Skipping non-goals. A doc with goals but no non-goals invites scope creep. Reviewers will keep asking "have you considered X?" until you list X as out of scope.
One alternative. If the alternatives section has only one entry, you're either covering yourself or you didn't actually consider options. Two or three real alternatives, each with an honest trade-off statement, is the bar.
Implementation manual disguised as design. If your "proposed solution" reads like a numbered list of steps, you've written a runbook, not a design. Cut the steps and add the trade-offs you made when picking the approach.
Empty cross-cutting sections. "Security: N/A" is a red flag. Either the concern doesn't apply (say why) or you haven't thought about it. Either way, write the sentence.
No rollout plan. This is where production incidents are born. A design doc that doesn't say how the change reaches users is half-finished.
Letting status drift. A doc marked "Draft" that was approved six months ago and shipped is misleading. Update the header when status changes. It takes ten seconds.
Writing for permission instead of clarity. A doc that exists to get approval reads defensively, hedges every claim, and avoids the hard trade-offs. A doc that exists to align the team reads honestly, makes claims, and surfaces problems early.
Putting the template into practice
Pick the template above, paste it into wherever your team writes, and start with one design doc this week. Pick a project that's ambiguous enough to benefit from review but small enough that the doc takes two hours, not two days. Share it with two reviewers, iterate, then ship the work.
The reps matter more than the format. After three or four design docs, your team will start to know what each section needs and the document writes itself. The template fades into the background and the trade-offs come to the front, which is the point.

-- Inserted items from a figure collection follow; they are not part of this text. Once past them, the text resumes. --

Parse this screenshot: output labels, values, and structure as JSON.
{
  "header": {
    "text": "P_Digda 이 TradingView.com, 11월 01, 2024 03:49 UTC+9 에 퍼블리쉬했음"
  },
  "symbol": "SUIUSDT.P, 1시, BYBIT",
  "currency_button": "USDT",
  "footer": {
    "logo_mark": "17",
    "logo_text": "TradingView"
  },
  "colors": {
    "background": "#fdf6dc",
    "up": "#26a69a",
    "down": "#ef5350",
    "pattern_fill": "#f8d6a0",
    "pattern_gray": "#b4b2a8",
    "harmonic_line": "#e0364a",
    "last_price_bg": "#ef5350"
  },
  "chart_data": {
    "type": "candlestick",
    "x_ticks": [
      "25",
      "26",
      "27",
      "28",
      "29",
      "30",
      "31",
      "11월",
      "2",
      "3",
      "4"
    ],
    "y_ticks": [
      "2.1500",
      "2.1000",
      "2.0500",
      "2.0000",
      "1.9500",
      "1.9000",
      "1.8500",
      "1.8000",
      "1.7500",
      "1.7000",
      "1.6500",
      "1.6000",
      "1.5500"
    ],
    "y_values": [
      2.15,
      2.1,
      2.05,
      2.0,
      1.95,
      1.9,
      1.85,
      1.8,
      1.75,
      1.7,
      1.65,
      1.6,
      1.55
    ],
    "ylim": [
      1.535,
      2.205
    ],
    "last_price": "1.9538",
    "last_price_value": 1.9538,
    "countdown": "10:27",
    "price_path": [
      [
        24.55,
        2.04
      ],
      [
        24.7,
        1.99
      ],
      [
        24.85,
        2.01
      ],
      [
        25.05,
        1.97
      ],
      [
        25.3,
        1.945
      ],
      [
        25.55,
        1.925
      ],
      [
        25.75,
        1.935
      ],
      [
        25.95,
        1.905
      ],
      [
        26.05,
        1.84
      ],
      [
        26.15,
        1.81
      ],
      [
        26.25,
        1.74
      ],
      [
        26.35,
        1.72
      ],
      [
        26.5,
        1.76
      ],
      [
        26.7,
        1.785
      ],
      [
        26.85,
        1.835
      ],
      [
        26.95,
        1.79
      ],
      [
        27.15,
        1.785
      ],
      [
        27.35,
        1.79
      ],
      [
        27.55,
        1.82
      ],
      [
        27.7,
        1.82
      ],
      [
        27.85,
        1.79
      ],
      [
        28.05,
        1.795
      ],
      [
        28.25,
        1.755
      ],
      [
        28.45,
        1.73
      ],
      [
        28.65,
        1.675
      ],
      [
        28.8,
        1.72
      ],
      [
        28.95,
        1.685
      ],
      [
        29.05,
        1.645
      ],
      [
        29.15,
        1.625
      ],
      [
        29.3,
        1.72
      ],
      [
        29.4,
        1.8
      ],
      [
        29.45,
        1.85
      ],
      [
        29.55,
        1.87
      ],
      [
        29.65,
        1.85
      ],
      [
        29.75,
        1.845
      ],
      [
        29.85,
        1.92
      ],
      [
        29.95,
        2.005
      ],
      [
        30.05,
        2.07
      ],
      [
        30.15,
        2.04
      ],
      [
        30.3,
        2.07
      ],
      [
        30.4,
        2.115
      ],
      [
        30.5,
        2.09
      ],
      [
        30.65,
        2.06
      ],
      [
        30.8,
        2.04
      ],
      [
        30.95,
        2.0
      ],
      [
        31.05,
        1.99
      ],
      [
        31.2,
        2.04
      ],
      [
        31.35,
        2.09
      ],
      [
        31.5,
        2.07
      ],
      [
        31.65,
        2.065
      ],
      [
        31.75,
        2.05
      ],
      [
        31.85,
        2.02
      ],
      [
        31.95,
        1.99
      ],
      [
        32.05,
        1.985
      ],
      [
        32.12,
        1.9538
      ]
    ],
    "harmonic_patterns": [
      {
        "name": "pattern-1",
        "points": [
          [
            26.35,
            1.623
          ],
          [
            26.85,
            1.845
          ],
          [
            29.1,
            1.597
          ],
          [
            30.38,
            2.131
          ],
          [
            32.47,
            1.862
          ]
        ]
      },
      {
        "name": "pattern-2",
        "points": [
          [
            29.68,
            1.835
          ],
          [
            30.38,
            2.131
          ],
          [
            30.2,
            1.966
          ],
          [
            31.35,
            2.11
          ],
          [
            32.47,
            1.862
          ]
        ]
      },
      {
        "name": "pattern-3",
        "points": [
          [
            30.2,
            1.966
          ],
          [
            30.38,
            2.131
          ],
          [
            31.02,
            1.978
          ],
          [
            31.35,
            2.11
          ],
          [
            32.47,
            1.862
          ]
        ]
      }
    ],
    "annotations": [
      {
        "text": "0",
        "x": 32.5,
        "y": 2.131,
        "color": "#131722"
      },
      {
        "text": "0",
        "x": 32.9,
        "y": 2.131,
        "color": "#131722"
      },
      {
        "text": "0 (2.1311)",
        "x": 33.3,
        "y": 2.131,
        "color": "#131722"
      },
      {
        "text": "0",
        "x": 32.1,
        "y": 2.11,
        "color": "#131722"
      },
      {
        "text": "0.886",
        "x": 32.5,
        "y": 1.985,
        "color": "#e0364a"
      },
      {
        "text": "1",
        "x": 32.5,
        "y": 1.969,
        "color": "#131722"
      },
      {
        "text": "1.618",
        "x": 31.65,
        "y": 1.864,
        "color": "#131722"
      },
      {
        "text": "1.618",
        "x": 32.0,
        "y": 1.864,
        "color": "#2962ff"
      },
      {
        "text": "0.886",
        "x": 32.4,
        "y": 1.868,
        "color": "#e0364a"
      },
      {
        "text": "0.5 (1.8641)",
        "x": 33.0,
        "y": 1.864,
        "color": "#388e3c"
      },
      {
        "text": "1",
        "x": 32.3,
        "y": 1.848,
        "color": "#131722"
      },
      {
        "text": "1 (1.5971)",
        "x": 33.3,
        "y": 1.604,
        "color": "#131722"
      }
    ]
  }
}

If you want to wire design docs into your engineering process more deliberately, the documentation strategy guide covers how to slot them alongside runbooks, ADRs, and onboarding docs without creating a documentation tax. And if you'd rather see a generic engineering-spec template for adjacent artifacts, the technical documentation template is a useful companion.
FAQ
What is a design doc template?
A design doc template is a reusable structure engineering teams use to propose how a system or feature will be built before implementation starts. It typically includes context, goals and non-goals, proposed solution, alternatives considered, cross-cutting concerns, and a rollout plan. The template forces authors to surface trade-offs early.

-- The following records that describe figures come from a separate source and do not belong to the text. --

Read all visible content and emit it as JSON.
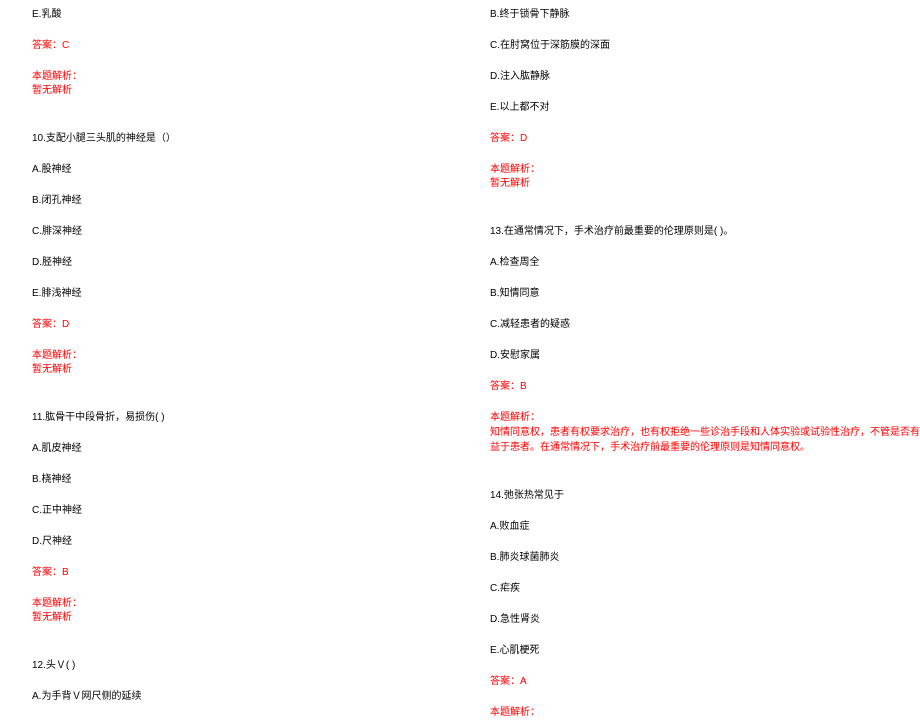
{
  "colors": {
    "text": "#000000",
    "red": "#ff0000",
    "background": "#ffffff"
  },
  "typography": {
    "fontsize": 10,
    "lineheight": 1.4
  },
  "left": {
    "q9_optionE": "E.乳酸",
    "q9_answer": "答案：C",
    "q9_analysis_label": "本题解析：",
    "q9_analysis_content": "暂无解析",
    "q10_stem": "10.支配小腿三头肌的神经是（）",
    "q10_optionA": "A.股神经",
    "q10_optionB": "B.闭孔神经",
    "q10_optionC": "C.腓深神经",
    "q10_optionD": "D.胫神经",
    "q10_optionE": "E.腓浅神经",
    "q10_answer": "答案：D",
    "q10_analysis_label": "本题解析：",
    "q10_analysis_content": "暂无解析",
    "q11_stem": "11.肱骨干中段骨折，易损伤( )",
    "q11_optionA": "A.肌皮神经",
    "q11_optionB": "B.桡神经",
    "q11_optionC": "C.正中神经",
    "q11_optionD": "D.尺神经",
    "q11_answer": "答案：B",
    "q11_analysis_label": "本题解析：",
    "q11_analysis_content": "暂无解析",
    "q12_stem": "12.头Ｖ( )",
    "q12_optionA": "A.为手背Ｖ网尺侧的延续"
  },
  "right": {
    "q12_optionB": "B.终于锁骨下静脉",
    "q12_optionC": "C.在肘窝位于深筋膜的深面",
    "q12_optionD": "D.注入肱静脉",
    "q12_optionE": "E.以上都不对",
    "q12_answer": "答案：D",
    "q12_analysis_label": "本题解析：",
    "q12_analysis_content": "暂无解析",
    "q13_stem": "13.在通常情况下，手术治疗前最重要的伦理原则是( )。",
    "q13_optionA": "A.检查周全",
    "q13_optionB": "B.知情同意",
    "q13_optionC": "C.减轻患者的疑惑",
    "q13_optionD": "D.安慰家属",
    "q13_answer": "答案：B",
    "q13_analysis_label": "本题解析：",
    "q13_analysis_content": "知情同意权，患者有权要求治疗，也有权拒绝一些诊治手段和人体实验或试验性治疗，不管是否有益于患者。在通常情况下，手术治疗前最重要的伦理原则是知情同意权。",
    "q14_stem": "14.弛张热常见于",
    "q14_optionA": "A.败血症",
    "q14_optionB": "B.肺炎球菌肺炎",
    "q14_optionC": "C.疟疾",
    "q14_optionD": "D.急性肾炎",
    "q14_optionE": "E.心肌梗死",
    "q14_answer": "答案：A",
    "q14_analysis_label": "本题解析："
  }
}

How long should a design doc be?
Most design docs land between 2 and 15 pages depending on scope. A small feature or migration fits on 2-3 pages. A large system rewrite might run 10-15 pages. If a doc passes 20 pages, the project is usually too big for one doc and should split into a parent doc plus children.

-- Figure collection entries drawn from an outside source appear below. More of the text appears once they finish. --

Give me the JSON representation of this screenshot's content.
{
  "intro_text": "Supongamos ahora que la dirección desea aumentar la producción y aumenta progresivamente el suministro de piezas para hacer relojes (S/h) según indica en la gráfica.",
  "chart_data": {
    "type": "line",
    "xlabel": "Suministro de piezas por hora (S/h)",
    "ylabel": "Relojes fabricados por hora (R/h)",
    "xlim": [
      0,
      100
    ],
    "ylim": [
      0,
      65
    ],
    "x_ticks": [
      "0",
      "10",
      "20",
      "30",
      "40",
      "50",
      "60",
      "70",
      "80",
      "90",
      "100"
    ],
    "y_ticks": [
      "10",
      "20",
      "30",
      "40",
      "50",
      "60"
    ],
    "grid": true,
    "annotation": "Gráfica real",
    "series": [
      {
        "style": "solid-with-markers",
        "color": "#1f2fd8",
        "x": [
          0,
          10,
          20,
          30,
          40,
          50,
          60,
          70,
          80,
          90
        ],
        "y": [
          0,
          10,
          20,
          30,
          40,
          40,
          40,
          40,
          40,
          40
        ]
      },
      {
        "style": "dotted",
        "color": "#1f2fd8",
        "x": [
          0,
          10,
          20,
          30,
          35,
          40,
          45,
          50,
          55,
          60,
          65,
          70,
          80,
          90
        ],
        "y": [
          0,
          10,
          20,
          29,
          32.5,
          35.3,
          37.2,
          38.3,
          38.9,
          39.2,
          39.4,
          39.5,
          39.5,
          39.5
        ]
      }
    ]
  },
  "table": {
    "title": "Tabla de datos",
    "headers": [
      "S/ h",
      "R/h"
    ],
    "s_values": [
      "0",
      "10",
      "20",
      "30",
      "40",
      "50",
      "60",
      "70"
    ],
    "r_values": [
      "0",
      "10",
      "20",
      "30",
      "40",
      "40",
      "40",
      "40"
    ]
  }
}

What's the difference between a design doc and an ADR?
A design doc is a forward-looking proposal written before the work, covering the full solution and trade-offs. An ADR (architecture decision record) is a short, single-decision artifact written when a call gets made and never edited after. Teams often use both: the design doc proposes, then key decisions inside it get extracted into ADRs.
Do small startups need design docs?
Small teams benefit most when the work is ambiguous, touches more than one person, or has to land cleanly the first time. For obvious or isolated changes, a thoughtful pull request description covers the same ground. The trigger isn't team size. It's whether the trade-offs are worth surfacing in prose before code starts.
What tools should I use to write design docs?
Most teams write in Google Docs or Notion during review because line-by-line commenting is fast there. After approval, copying the doc into a searchable internal docs site preserves it as a long-term reference. The exact tool matters less than keeping the doc alive after it ships.